Adrian deglutì. -Sì, vai.-
Annuii, facendo qualche passo indietro per andarmene. Mi lasciai alle spalle le grida di Megan, che era furiosa con Adrian per aver fatto aspettare gli ospiti per così tanto tempo. La sentii accusarlo di averla già tradita, cosa che non era nemmeno falsa. Lui non rispondeva. Raramente lo avevo visto così abbattuto. Forse si era reso conto di essersi legato a vita con una persona che non amava, soltanto per accontentare un padre fanatico degli affari e dei giri loschi. O forse sapeva che quella sera, alla fatidica gara, mi avrebbe persa per sempre.
Con queste paure tornai tra gli altri. Freia mi venne incontro e senza dirmi nulla mi abbracciò. Elèna, invece, mi prese per mano. -Quanto avrei voluto che fossi tu la sua scelta.-
Freia scosse la testa. -È lei la sua scelta. Ma ha deciso di ignorarla per scelte altrui.-
Ingoiai il rospo e mi guardai le punte dei piedi. -Stai vicino a tuo fratello. Ne ha bisogno.- Bisbigliai. Freia mi strinse ancora più forte. -Lui? Tu hai bisogno di conforto! Non quel fifone senza palle, che ha voluto sposare la fidanzatina dell'infanzia perché il padre gliel'ha imposto! Se l'è cercata, Mela!-
-Non è semplice come pensi.- Cercai di proteggere ancora quel poco che avevo con lui.
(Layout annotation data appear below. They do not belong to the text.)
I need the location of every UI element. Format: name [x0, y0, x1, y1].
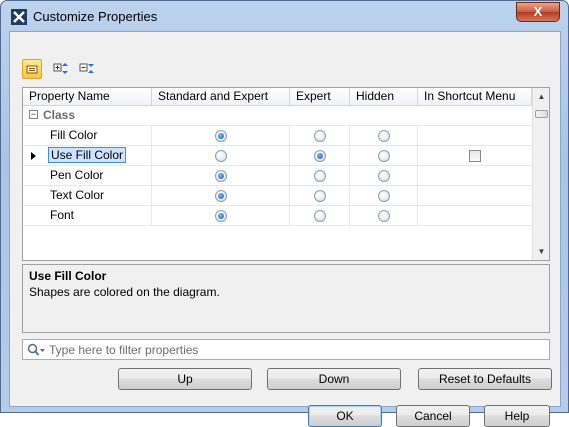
radio-expert[interactable] — [314, 130, 326, 142]
scroll-down-icon[interactable]: ▼ — [533, 243, 549, 260]
radio-standard-and-expert[interactable] — [215, 210, 227, 222]
app-icon — [11, 9, 27, 25]
radio-hidden[interactable] — [378, 190, 390, 202]
collapse-group-icon[interactable]: − — [29, 110, 38, 119]
group-label: Class — [43, 108, 76, 122]
radio-hidden[interactable] — [378, 150, 390, 162]
radio-standard-and-expert[interactable] — [215, 170, 227, 182]
radio-hidden[interactable] — [378, 130, 390, 142]
collapse-all-button[interactable] — [78, 59, 98, 79]
grid-body: − Class Fill Color Use Fill Color Pen Co… — [23, 106, 532, 260]
radio-hidden[interactable] — [378, 170, 390, 182]
radio-hidden[interactable] — [378, 210, 390, 222]
close-icon: X — [533, 4, 543, 19]
expand-all-icon — [53, 63, 68, 74]
properties-grid: Property Name Standard and Expert Expert… — [22, 87, 550, 261]
collapse-all-icon — [79, 63, 94, 73]
search-icon[interactable] — [27, 343, 47, 357]
up-button[interactable]: Up — [118, 368, 252, 390]
scroll-thumb[interactable] — [535, 110, 548, 118]
column-header-property-name[interactable]: Property Name — [23, 88, 152, 106]
customize-properties-dialog: Customize Properties X Property Name Sta… — [0, 0, 569, 427]
filter-box[interactable] — [22, 339, 550, 360]
dialog-body: Property Name Standard and Expert Expert… — [9, 31, 561, 427]
table-row[interactable]: Fill Color — [23, 126, 532, 146]
property-name: Text Color — [50, 188, 105, 202]
help-button[interactable]: Help — [484, 405, 550, 427]
property-name: Fill Color — [50, 128, 98, 142]
window-title: Customize Properties — [33, 9, 158, 24]
radio-expert[interactable] — [314, 210, 326, 222]
list-view-button[interactable] — [22, 59, 42, 79]
cancel-button[interactable]: Cancel — [396, 405, 470, 427]
title-bar[interactable]: Customize Properties X — [1, 1, 568, 31]
column-header-standard-and-expert[interactable]: Standard and Expert — [152, 88, 290, 106]
description-panel: Use Fill Color Shapes are colored on the… — [22, 264, 550, 333]
down-button[interactable]: Down — [267, 368, 401, 390]
table-row[interactable]: Use Fill Color — [23, 146, 532, 166]
grid-header: Property Name Standard and Expert Expert… — [23, 88, 532, 106]
radio-standard-and-expert[interactable] — [215, 150, 227, 162]
shortcut-menu-checkbox[interactable] — [469, 150, 481, 162]
group-row-class[interactable]: − Class — [23, 106, 532, 126]
scroll-up-icon[interactable]: ▲ — [533, 88, 549, 105]
radio-standard-and-expert[interactable] — [215, 190, 227, 202]
table-row[interactable]: Text Color — [23, 186, 532, 206]
filter-input[interactable] — [49, 342, 544, 358]
close-button[interactable]: X — [516, 2, 560, 22]
property-name: Pen Color — [50, 168, 104, 182]
description-text: Shapes are colored on the diagram. — [29, 285, 220, 299]
list-view-icon — [26, 65, 38, 74]
property-name: Font — [50, 208, 75, 222]
radio-expert[interactable] — [314, 190, 326, 202]
column-header-expert[interactable]: Expert — [290, 88, 350, 106]
table-row[interactable]: Pen Color — [23, 166, 532, 186]
reset-to-defaults-button[interactable]: Reset to Defaults — [418, 368, 552, 390]
table-row[interactable]: Font — [23, 206, 532, 226]
column-header-in-shortcut-menu[interactable]: In Shortcut Menu — [418, 88, 532, 106]
expand-all-button[interactable] — [52, 59, 72, 79]
radio-expert[interactable] — [314, 150, 326, 162]
radio-standard-and-expert[interactable] — [215, 130, 227, 142]
ok-button[interactable]: OK — [308, 405, 382, 427]
column-header-hidden[interactable]: Hidden — [350, 88, 418, 106]
description-title: Use Fill Color — [29, 269, 107, 283]
radio-expert[interactable] — [314, 170, 326, 182]
property-name: Use Fill Color — [48, 147, 127, 163]
vertical-scrollbar[interactable]: ▲ ▼ — [532, 88, 549, 260]
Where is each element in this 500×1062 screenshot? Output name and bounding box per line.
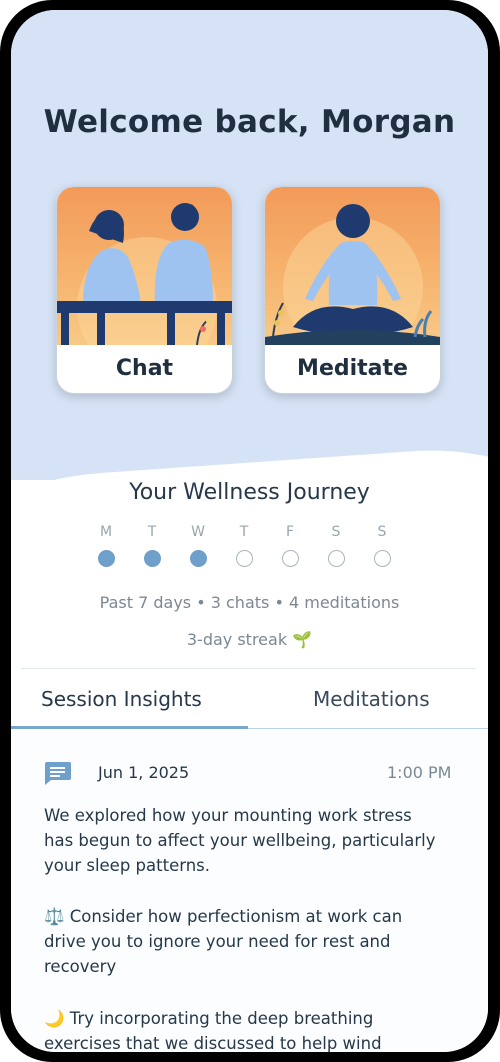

-Ma dai! Quante volte avrebbe potuto prenderti e portarti via! Lontano da tutto questo! E invece ha scelto di immischiarsi in un casino più grande di lui, lasciando che tu ti allontanassi da lui per sempre. A lui di te non gliene frega un bel niente, ficcatelo in testa. Sennò avrebbe trovato il modo per stare con te. Sai che tipo di persona è.-
Mi chiusi nelle mie spalle, sofferente. Il cuore stava battendo troppo velocemente.
Poi Elèna sgranò gli occhi ed io voltai la testa insieme a Freia, sentendo dei passi dietro di noi. Adrian ci stava camminando dietro, aveva sentito quelle parole. La mia amica serrò la mascella. -Le penso davvero queste cose.-
Megan le rivolse un'occhiataccia e se andò, mentre Adrian annuì. -Hai ragione.- Poi scomparve dietro a un gruppo di persone che si era accodato per sapere dove fosse finito.